De ce jardin d'acclimatation, nous retiendrons ce qui en était dit dans un écrit de l'époque. « A quelques kilomètres à l'est d'Alger, après le Hamma au Nord et descendant jusqu'au battant des lames (la Méditerranée) au Sud, s'étend le Jardin d'Essai sur une superficie de 80 hectares. Il fut créé dès 1832 dans un but scientifique et expérimental par A. Hardy sur une zone conquise sur les marécages, concédé à la Compagnie Algérienne et repris en 1914 par l'Etat. Il y a organisé une école d'horticulture et une école ménagère agricole. Ce jardin d'acclimatation vit l'introduction de végétaux et d'arbres exotiques... Cet envoûtement a inspiré bien des poètes, des peintres et même un grand musicien, le compositeur Camille Saint-Saëns. Le Jardin d'Essai est l'une des perles d'Alger. (2)
En laissant gambader le regard avide, le Mauritania et l'Aéro-Habitat accrochent la vue : ce sont les deux buildings modernes de la ville. Sidi Bennour, au loin à gauche, est reconnaissable à la silhouette de la cathédrale de Notre-Dame d'Afrique. L'éternelle Casbah recouvre de ses palais et maisons à terrasses, tel un voile de blancheur, la colline qui dégringole jusqu'au pied de l'eau au Bastion 23, ou Palais des Raïs. Le Penione est ce bout de terre qui émerge des flots et vite rejoint par une jetée.
Le centre-ville, plus compact, laisse entrevoir quelques espaces verts du square Bresson, du parc de Galland et du parc Laferrière (Khemisti) sur le Plateau des Glières (Esplanade du Palais du Gouvernement), appelé jadis Forum. Ceinturé par des boulevards portant tous les noms de gloires militaires de l'empire français en déclin, de De Lattre à Joffre et à Berthezène, ce lieu symbolisait la puissance coloniale dans ce qu'elle avait de dominateur. Les clameurs des ultras sont montées en ces lieux un certain 13 mai 1958 : les tenants de l'Algérie française, dont beaucoup d'autochtones, créaient un Comité de Salut Public à la tête duquel on intronisait le sinistre général Salan. La Quatrième République émettait ses premiers râles.

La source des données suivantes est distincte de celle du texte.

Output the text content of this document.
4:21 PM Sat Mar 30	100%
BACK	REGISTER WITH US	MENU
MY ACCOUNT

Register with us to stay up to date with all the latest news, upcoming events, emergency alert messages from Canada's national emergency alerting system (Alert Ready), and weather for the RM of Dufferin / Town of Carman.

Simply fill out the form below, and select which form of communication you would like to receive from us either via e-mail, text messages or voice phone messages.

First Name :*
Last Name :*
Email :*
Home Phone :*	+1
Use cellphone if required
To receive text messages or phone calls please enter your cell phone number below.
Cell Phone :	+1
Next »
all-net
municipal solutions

C'était là où l'on brûlait le haïk de nos aïeules en signe de fidélité à la mère patrie en danger. Toute de collines verdoyantes, la Blanche était jalousée par Marseille et Nice. Le dégradé serti de belles demeures et d'anciens palais ottomans va du balcon St Raphael (El-Biar) au Télemly et des Tagarins à la rue des Quatre Canons.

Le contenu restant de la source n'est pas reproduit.